The researchers have followed the deuterium to know if all the water in the Solar System arose or not with the system itself. It is an isotope of the water molecule, also known as heavy water (because, in addition to a proton, the hydrogen atoms that form the water molecule contain a neutron), and the water generation conditions determine the variation of the ratio between the current water molecule and deuterium. In fact, in the interstellar zone, where new stars are forming, the ice is rich in deuterium, since there are conditions for deuterium to occur. In the oceans of the Earth, and in other ancient bodies of the solar system, the proportion of deuterium of water is high, but astronomers did not know that all this was accompanied by the solar system, so that before the birth of the Sun they were remnants of what was in that environment.

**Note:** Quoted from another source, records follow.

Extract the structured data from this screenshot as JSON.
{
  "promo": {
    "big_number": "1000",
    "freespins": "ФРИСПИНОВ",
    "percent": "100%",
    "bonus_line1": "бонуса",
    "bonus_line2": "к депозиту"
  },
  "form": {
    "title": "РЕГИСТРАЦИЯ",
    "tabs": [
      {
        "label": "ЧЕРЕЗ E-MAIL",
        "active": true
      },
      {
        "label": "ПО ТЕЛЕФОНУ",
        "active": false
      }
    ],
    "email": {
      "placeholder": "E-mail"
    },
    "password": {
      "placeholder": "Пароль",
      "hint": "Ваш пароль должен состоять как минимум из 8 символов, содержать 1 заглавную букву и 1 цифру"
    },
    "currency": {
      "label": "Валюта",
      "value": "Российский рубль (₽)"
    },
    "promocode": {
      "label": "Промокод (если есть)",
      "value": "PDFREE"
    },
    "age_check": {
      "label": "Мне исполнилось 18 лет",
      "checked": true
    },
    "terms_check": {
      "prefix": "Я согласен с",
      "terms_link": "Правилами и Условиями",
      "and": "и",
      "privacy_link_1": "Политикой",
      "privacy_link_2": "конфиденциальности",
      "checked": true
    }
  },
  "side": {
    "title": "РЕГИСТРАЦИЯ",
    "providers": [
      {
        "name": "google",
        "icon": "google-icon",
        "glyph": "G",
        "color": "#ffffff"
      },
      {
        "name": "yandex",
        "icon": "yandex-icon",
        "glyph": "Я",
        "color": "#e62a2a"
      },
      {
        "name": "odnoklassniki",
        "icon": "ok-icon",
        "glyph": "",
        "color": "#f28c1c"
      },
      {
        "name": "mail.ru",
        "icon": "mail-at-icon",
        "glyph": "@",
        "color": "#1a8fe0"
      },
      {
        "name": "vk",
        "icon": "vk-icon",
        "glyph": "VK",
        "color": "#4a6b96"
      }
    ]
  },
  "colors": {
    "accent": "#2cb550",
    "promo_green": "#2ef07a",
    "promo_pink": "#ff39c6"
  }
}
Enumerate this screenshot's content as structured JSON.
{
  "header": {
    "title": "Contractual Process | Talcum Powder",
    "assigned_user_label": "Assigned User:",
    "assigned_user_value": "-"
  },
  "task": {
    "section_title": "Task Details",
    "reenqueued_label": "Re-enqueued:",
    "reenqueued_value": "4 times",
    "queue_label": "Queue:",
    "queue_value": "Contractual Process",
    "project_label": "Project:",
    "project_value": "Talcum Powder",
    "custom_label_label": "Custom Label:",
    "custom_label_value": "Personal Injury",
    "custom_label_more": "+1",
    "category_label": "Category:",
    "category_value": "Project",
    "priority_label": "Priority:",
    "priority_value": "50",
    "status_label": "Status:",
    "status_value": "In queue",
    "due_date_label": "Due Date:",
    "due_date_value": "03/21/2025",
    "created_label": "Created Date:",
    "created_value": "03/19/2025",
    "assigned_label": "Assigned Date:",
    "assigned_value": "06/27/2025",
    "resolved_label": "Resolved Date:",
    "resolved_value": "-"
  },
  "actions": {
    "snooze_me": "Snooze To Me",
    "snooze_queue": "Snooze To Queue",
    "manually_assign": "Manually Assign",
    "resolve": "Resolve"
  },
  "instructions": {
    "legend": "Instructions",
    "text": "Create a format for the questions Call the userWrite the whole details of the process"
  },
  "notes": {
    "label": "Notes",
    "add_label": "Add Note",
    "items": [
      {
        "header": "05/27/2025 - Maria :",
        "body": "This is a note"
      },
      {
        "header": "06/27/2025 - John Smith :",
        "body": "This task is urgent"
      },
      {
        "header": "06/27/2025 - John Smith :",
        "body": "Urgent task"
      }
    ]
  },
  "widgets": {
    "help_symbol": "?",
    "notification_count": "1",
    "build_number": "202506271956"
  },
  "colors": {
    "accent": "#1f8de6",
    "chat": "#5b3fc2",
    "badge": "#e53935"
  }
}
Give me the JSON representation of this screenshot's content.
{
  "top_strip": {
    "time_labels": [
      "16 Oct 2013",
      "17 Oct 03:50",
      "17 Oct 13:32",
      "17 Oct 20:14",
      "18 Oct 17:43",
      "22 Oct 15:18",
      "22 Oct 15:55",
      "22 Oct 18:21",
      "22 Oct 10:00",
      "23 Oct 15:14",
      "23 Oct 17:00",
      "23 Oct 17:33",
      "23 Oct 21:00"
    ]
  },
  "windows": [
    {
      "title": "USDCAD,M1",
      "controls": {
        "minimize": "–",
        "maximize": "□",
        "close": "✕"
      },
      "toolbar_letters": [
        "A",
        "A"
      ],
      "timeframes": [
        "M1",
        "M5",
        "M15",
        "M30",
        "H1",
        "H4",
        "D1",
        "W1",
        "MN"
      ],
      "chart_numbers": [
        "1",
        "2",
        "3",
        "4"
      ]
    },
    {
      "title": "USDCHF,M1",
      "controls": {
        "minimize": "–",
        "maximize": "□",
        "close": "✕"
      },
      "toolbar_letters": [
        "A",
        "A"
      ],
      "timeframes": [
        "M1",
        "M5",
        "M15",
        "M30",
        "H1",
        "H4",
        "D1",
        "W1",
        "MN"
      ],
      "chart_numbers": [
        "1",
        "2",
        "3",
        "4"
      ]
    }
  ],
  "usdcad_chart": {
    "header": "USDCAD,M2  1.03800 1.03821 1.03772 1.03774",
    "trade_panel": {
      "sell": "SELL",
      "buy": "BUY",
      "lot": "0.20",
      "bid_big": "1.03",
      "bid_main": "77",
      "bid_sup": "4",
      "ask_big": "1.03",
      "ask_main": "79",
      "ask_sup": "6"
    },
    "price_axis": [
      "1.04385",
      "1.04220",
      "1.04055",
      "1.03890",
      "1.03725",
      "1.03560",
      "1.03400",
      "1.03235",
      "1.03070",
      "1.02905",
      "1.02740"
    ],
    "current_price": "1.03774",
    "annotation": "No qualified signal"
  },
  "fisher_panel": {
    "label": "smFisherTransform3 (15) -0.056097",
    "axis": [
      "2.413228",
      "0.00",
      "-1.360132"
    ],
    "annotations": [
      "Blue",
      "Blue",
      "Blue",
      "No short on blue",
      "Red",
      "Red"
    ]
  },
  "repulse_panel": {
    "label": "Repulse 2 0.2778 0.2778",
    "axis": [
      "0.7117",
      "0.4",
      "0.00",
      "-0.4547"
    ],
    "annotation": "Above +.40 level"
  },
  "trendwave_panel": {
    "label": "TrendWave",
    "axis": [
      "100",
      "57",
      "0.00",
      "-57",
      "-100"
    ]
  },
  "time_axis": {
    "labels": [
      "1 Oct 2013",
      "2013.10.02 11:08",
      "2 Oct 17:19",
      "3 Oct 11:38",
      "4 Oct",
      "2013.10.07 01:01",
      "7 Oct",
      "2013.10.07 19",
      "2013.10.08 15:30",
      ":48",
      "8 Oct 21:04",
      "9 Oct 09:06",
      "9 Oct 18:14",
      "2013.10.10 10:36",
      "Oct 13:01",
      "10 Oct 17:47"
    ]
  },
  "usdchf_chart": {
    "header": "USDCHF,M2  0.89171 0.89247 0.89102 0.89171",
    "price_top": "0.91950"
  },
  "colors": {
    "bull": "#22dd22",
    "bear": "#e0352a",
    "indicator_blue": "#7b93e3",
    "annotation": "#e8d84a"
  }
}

To clarify this, guided by researchers from the University of Michigan, they have reconstructed in a simulation the conditions of creation of the solar system to see how many deuterium occur in those conditions. In the simulation all the deuterium that could come from the system of the interstellar medium has been eliminated, and in the period analyzed, a million years, there have been not so many deuterium generated to explain the wealth of deuterium of the young solar system. The study, published in the journal Science, shows that the high proportion of deuterium in the ancient waters of the solar system comes from interstellar ice. It is estimated that between 30 and 50% of the water in the Earth's oceans can be greater than the Sun and between 60 and 100% of the water in the comets.
It is important to know that the water in the Solar System is older than the Sun. And it is that the process of creation of the Solar System of the Jota is normal in the universe, would mean that interstellar ice, water, would be available in all young planetary systems.